L'Office des migrations juge que ces clandestins, qui ont bénéficié d'un fort soutien politique, sont «parfaitement intégrés».
«C'est le plus beau jour de ma vie!» a déclaré mercredi Musa Selimi, très ému, en apprenant que l'Office fédéral des migrations (ODM) lui permet de rester en Suisse avec sa femme et ses deux fillettes. Ce Kosovar de 40 ans était en situation irrégulière à Genève depuis 1990. Il aurait dû être expulsé le 5 juillet, car l'ODM refusait de considérer son dossier comme un cas de rigueur de l'asile, malgré la demande du canton de Genève. Le sans-papiers, qui travaille comme serveur, avait également été débouté par deux fois par le Tribunal administratif fédéral. Il était reproché à ce père d'avoir fait venir sa famille clandestinement en 2005 et d'avoir menti sur ce point. Un recours contre la décision de renvoi, avec effet suspensif, a été déposé avant l'été par son avocat auprès de la Commission cantonale de recours en matière administrative. La politisation et la forte médiatisation de son cas auront finalement eu raison de la sévérité fédérale. C'est du moins l'analyse de Musa Selimi, qui ne sait par qui commencer pour adresser ses remerciements, tant de personnalités ou d'anonymes ayant soutenu sa famille. Le chanteur populaire Alain Morisod, qui avait mis sa notoriété au service des Selimi, s'était rendu le 7 juin à Berne avec des politiciens genevois – notamment Jean-Charles Rielle (PS) et Luc Barthassat (PDC) – pour convaincre la conseillère fédérale Eveline Widmer-Schlumpf et le chef de l'ODM, Alard du Bois-Reymond, de la parfaite intégration de la famille à Genève. «Manifestement, nous avons été persuasifs.
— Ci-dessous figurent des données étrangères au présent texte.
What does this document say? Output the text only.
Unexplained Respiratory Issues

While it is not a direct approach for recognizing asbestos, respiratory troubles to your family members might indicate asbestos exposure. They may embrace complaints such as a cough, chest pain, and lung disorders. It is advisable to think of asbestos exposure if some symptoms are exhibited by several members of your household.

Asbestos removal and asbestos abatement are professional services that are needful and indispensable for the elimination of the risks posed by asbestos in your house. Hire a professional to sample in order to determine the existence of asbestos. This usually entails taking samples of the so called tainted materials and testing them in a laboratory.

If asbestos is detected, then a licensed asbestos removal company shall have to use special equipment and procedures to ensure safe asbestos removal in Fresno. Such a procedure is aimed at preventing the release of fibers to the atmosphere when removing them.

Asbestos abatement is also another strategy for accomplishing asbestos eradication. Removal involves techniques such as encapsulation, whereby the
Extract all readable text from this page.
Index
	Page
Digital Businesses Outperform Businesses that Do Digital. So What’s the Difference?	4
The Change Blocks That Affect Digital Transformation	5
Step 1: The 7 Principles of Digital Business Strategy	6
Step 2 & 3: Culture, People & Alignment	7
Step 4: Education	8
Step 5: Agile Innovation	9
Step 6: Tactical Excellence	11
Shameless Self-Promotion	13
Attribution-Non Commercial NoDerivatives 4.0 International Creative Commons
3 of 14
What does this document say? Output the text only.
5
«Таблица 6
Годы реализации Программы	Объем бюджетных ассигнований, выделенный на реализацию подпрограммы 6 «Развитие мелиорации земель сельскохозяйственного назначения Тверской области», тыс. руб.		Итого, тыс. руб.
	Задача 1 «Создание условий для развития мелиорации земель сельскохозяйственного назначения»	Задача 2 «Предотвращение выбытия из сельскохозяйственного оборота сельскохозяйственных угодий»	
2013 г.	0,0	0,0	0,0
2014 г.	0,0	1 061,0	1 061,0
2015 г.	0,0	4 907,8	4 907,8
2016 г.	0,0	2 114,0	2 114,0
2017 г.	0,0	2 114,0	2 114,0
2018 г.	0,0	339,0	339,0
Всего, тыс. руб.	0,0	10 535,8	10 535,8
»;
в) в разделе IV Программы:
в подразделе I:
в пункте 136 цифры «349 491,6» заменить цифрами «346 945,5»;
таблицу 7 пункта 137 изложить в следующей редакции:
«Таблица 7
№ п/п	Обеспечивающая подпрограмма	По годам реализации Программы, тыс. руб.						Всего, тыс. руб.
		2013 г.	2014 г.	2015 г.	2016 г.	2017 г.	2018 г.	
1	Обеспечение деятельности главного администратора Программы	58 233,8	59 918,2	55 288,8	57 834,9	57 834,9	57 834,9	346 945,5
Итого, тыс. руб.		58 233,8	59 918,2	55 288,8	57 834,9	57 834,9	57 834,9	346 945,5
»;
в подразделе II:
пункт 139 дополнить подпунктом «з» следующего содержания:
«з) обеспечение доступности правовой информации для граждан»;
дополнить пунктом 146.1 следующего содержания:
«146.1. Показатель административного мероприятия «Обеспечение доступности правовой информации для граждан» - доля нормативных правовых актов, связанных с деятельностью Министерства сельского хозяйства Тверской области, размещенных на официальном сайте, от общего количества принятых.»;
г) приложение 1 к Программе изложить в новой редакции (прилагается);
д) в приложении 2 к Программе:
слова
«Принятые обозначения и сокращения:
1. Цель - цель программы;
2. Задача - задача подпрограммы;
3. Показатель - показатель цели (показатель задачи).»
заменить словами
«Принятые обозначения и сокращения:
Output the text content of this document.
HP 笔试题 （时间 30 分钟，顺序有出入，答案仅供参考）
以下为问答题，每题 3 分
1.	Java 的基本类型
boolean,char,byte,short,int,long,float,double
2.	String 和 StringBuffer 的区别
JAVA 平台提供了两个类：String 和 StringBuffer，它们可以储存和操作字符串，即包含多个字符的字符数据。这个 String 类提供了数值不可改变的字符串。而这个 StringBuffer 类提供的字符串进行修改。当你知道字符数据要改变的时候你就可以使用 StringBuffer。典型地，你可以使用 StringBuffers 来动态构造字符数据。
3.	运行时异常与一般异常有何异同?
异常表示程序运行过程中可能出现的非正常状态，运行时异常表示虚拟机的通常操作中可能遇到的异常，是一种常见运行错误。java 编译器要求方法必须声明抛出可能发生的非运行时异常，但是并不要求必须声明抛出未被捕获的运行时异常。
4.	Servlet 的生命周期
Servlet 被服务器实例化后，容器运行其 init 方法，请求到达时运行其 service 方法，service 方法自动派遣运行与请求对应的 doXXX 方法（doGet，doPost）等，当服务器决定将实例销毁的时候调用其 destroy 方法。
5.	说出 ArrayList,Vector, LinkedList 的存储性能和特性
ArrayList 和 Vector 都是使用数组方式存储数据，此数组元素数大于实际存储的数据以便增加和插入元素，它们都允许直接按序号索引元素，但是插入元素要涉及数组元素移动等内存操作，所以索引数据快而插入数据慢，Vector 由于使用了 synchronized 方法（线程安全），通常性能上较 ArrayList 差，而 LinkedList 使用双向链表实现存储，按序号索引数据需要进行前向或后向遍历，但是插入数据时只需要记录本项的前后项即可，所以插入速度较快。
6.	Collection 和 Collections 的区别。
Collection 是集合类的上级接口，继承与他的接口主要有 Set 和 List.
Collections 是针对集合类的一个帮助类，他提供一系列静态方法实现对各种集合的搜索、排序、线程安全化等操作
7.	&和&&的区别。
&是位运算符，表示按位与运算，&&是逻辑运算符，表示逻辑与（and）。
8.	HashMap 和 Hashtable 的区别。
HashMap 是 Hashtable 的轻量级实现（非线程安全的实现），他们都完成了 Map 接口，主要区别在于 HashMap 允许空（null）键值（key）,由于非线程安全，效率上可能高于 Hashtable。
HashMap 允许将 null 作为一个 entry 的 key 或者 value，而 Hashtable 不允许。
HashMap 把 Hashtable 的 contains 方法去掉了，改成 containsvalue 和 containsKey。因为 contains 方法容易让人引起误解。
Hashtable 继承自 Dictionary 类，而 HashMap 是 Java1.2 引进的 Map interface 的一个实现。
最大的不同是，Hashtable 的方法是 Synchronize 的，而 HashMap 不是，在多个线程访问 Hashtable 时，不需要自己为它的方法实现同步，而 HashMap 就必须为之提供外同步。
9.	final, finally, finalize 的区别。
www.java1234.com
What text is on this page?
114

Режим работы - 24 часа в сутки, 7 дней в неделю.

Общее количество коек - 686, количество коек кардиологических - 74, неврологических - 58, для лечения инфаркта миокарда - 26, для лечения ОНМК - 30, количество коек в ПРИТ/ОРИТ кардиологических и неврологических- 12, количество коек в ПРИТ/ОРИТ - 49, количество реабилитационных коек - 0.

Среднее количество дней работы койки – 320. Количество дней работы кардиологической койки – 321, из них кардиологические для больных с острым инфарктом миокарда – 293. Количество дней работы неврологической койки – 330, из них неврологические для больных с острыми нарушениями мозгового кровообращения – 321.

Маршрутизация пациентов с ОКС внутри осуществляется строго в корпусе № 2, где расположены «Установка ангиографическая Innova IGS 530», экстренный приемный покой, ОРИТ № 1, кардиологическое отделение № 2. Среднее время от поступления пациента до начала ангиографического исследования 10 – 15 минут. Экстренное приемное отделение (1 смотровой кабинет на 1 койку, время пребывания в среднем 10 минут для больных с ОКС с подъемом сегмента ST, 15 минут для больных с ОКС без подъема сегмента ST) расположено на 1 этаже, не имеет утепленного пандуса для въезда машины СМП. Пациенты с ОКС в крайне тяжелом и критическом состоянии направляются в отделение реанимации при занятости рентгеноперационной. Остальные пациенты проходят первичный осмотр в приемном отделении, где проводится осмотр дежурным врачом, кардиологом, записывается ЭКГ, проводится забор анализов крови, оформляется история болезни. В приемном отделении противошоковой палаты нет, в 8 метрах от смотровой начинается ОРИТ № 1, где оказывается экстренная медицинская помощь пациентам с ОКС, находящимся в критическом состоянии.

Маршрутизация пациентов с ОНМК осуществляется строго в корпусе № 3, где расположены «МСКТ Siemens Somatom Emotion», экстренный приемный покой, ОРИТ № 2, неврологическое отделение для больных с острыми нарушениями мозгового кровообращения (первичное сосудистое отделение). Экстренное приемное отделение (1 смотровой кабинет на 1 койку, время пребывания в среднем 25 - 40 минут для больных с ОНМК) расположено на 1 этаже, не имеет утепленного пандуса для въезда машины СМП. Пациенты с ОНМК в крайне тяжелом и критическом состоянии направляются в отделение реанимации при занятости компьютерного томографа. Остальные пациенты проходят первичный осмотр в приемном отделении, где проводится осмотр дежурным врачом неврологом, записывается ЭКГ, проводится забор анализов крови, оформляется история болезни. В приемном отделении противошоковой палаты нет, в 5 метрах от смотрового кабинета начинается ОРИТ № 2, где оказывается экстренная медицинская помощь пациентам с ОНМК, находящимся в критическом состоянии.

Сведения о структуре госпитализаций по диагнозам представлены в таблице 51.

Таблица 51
Je suis fière de cette conseillère fédérale qui a compris que M. Selimi était intègre et honnête.»
Nouveaux éléments
Marie Avet, porte-parole de l'ODM, conteste que son office ait cédé à la pression politico-médiatique: «La décision de régularisation a été prise en réponse à la demande de réexamen déposée [le 1er juillet] par le canton de Genève, en tenant compte de nouveaux éléments.» A savoir la «parfaite intégration» de la famille en Suisse et «des raisons de santé», que l'ODM ne veut pas détailler pour une question de confidentialité. La famille détient maintenant un permis de séjour qui devra être renouvelé chaque année avant l'obtention d'un permis d'établissement.
De son côté, l'UDC genevoise, qui a toujours prôné la fermeté dans cette affaire, regrette que «l'émotionnel ait surpassé le droit», selon les termes de sa nouvelle présidente Céline Amaudruz. Elle craint que ce «mauvais exemple» ne fasse boule de neige.
Marie Avet réplique en répétant que «la famille Selimi remplit toutes les conditions des cas de rigueur» et insiste sur la politique fédérale de l'examen des dossiers au cas par cas: «Il est hors de question de pratiquer des régularisations collectives.» Du côté de Genève, le chef de l'Office cantonal de la population Bernard Ducret se dit également satisfait de cette politique, le canton étant en général «relativement bien suivi» lorsqu'il présente des dossiers à Berne. Il se réjouit de l'issue heureuse du cas des Selimi, «dont la procédure a été particulièrement difficile. Cela prouve que nous avions vu juste.»
Musa Selimi, de son côté, est plus que soulagé: «J'ai mis vingt ans pour en arriver là.» Soit la moitié de sa vie. Il compte rester «quelqu'un de bien» et se consacrer à l'éducation de ses enfants. Mais il n'oublie pas pour autant toutes les personnes qui sont dans son ancienne situation: «J'espère que mon cas va aider à régler ceux des autres, si possible bien plus rapidement.»
«Il y a 160 000 Musa Selimi en Suisse! Il faut absolument que notre pays opte pour une régularisation collective», plaide pour sa part Alain Morisod. Jean-Charles Rielle annonce de son côté le dépôt, lors de la prochaine session des Chambres fédérales, d'une motion pour introduire la notion de prescription: «Elle permettrait de régulariser les clandestins vivant en Suisse depuis de nombreuses années.»